Última palavra, no âmbito nacional, há de ser sempre a do Supremo
27 de setembro de 2023, 6h06
Nota-se, há algum tempo, uma clara tentativa de opor, ou indispor, o Tribunal Superior do Trabalho frente ao Supremo Tribunal Federal, como se movesse a algum ministro da corte trabalhista a intenção de desafiar as decisões da corte suprema, ou de não as cumprir por qualquer idiossincrática razão.
O compromisso com a tutela de direitos de minorias ou de pessoas ou grupos vulneráveis não autoriza, nem tem autorizado, o magistrado a descumprir decisões ou teses fixadas pelo STF que lhe pareçam, intimamente, destoar dessa régua de eticidade. É impróprio, igualmente, opor algum espasmo de ideologia libertária contra decisões do Supremo que, a exemplo da exarada no recente julgamento da ADI 5.322 (sobre a Lei nº 13.103/2015, a "Lei dos Caminhoneiros"), advertiu para a "inconstitucionalidade na exclusão do tempo de trabalho efetivo do motorista profissional, quando está à disposição do empregador durante o carregamento/descarregamento de mercadorias, ou ainda durante fiscalização em barreiras fiscais ou alfandegárias, conhecido como 'tempo de espera'".

Geraldo Magela/Agência Senado
Ao submeter ao crivo de constitucionalidade o tema relacionado à prevalência da negociação coletiva sobre a proteção da lei, o relator, ministro Gilmar Mendes, determinou a suspensão dos processos que tratavam da questão discutida naqueles autos da ARE 1.121.633/GO (não pagamento de horas de deslocamento entre casa e trabalho), mas relatou ter sobrevindo a cautela do TST que "decidiu, por maioria, suspender a tramitação de todos os processos que trata(va)m da validade de norma coletiva que limita ou restrinja direito trabalhista não assegurado pela Constituição da República".
Conforme se lê no acórdão lavrado por mencionado relator, essa providência do TST permitiu ao STF entender que aquele tema de repercussão geral tinha abrangência maior, vale dizer: sobreviria tese do STF que o TST e toda a Justiça do Trabalho adotariam, independentemente da matéria específica (horas in itinere) discutida naquele processo. E está agora o judiciário trabalhista a aplicar, de fato, a tese ali fixada: "São constitucionais os acordos e as convenções coletivas que, ao considerarem a adequação setorial negociada, pactuem limitações ou afastamentos de direitos trabalhistas, independentemente da explicitação especificada de vantagens compensatórias, desde que respeitados os direitos absolutamente indisponíveis".
Quando o STF decidiu que a terceirização da atividade principal da empresa é lícita (ADPF 324 e RE 958.252), a jurisprudência trabalhista imediatamente se ajustou a esse entendimento.

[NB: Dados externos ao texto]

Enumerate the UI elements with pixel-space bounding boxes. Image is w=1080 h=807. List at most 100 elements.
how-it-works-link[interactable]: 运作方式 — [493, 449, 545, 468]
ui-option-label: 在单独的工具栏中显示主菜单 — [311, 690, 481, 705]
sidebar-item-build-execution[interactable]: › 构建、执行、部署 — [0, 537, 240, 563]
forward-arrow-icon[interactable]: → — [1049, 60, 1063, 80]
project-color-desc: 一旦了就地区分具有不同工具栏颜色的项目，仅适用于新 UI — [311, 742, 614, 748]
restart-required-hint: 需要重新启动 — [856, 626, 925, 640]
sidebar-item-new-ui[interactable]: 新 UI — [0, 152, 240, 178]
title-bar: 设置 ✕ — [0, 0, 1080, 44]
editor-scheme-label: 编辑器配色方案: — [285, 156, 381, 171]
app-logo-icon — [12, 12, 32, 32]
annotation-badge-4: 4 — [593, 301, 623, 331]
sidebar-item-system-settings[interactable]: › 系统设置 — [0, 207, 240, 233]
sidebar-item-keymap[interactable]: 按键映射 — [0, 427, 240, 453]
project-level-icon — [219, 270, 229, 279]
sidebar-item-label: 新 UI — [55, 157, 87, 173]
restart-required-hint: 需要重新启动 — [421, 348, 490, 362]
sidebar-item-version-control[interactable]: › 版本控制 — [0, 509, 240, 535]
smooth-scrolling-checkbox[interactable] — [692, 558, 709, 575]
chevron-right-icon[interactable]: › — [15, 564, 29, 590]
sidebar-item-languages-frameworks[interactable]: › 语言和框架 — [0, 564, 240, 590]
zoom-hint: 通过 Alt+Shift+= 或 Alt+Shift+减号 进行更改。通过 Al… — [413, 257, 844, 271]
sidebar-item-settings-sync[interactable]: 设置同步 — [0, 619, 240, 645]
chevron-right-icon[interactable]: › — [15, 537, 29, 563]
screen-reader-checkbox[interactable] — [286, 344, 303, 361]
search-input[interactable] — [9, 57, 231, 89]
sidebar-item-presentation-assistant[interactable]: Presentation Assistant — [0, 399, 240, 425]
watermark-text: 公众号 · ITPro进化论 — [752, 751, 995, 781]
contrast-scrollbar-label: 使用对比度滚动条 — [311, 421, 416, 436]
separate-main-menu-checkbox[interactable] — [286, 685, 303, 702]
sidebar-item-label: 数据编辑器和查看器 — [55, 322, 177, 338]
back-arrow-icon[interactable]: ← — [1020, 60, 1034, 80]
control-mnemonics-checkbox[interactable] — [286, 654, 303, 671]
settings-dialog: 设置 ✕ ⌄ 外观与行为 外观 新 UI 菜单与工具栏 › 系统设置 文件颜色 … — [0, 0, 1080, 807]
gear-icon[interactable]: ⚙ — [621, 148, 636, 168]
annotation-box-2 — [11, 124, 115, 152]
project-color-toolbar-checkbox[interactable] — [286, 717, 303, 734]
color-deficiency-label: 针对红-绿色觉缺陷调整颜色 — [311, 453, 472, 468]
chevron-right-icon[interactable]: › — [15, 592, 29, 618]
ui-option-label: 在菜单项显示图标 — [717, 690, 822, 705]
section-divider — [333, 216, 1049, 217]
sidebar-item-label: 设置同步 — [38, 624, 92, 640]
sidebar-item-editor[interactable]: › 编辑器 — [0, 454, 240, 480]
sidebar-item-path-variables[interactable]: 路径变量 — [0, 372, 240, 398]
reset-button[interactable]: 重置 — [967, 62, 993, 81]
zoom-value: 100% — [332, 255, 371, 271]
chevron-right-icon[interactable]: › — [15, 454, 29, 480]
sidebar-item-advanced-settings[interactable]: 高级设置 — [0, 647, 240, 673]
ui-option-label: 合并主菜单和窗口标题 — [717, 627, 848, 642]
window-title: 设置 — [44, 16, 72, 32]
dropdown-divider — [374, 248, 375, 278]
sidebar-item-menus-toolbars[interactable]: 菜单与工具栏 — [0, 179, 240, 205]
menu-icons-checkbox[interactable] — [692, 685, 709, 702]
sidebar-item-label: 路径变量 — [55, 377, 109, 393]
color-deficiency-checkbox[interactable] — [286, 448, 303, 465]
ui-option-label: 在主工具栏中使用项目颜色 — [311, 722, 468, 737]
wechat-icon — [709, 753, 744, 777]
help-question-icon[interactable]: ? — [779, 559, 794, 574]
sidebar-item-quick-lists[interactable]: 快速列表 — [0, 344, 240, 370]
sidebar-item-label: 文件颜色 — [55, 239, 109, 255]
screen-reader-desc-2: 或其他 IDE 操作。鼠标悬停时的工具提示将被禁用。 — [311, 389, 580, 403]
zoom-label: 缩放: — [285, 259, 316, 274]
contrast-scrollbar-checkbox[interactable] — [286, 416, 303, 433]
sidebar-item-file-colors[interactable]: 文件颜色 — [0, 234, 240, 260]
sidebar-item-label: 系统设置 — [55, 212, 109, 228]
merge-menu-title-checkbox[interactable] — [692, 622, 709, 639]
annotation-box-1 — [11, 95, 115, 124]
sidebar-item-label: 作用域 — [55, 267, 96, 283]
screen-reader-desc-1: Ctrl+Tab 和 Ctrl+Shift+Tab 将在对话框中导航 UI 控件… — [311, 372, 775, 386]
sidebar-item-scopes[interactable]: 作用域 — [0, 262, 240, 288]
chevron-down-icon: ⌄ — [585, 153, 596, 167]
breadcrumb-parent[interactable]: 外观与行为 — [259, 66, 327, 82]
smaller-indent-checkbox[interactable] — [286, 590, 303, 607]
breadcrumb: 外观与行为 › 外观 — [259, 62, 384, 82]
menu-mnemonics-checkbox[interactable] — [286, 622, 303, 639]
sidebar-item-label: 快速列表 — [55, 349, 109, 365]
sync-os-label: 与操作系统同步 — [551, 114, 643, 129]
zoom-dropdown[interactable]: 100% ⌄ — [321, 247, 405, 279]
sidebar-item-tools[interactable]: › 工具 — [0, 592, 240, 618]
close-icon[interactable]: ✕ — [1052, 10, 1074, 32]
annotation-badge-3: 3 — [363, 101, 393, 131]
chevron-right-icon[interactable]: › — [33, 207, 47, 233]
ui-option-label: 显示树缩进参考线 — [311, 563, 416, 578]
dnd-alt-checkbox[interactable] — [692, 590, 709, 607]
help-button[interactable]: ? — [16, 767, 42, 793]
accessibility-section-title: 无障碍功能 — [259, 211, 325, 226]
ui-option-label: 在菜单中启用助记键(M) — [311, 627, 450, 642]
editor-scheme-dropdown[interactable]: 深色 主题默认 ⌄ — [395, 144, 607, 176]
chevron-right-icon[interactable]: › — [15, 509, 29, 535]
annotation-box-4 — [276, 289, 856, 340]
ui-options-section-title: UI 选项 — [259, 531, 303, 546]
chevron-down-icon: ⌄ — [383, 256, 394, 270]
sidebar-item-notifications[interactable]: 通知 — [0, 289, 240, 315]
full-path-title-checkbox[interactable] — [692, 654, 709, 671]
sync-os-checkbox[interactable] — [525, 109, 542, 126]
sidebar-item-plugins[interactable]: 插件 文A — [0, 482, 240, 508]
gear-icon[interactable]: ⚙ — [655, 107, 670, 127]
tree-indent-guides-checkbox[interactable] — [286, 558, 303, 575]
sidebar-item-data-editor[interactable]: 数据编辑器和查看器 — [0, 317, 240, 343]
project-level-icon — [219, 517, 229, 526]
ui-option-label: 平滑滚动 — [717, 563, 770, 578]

Não há uma só decisão superveniente do órgão de uniformização da jurisprudência do TST (a SBDI I) que tenha, desde então, declarado ser ilícita a terceirização pelo singelo fato de ter-se dado em atividade-fim.
Ouve-se, em alguns recantos dedicados à intriga palaciana, que o TST resiste à tese fixada pelo STF quando não reconhece a licitude da terceirização em hipóteses nas quais o trabalhador supostamente terceirizado está diretamente subordinado à empresa contratante (ou tomadora dos serviços). É verdade. Mas assim sucede com o respaldo do STF, conforme se extrai de decisão do ministro Gilmar Mendes no ARE 1.397.478/DF, em que o douto relator remete a decisões nesse igual sentido da 1ª Turma do STF, no ARE 1.349.118 AgR (relatora: ministra Rosa Weber, DJe 10/12/2021) e da 2ª Turma do STF, no ARE 1.280.609 AgR (rel. min. Edson Fachin, DJe 25/3/2021).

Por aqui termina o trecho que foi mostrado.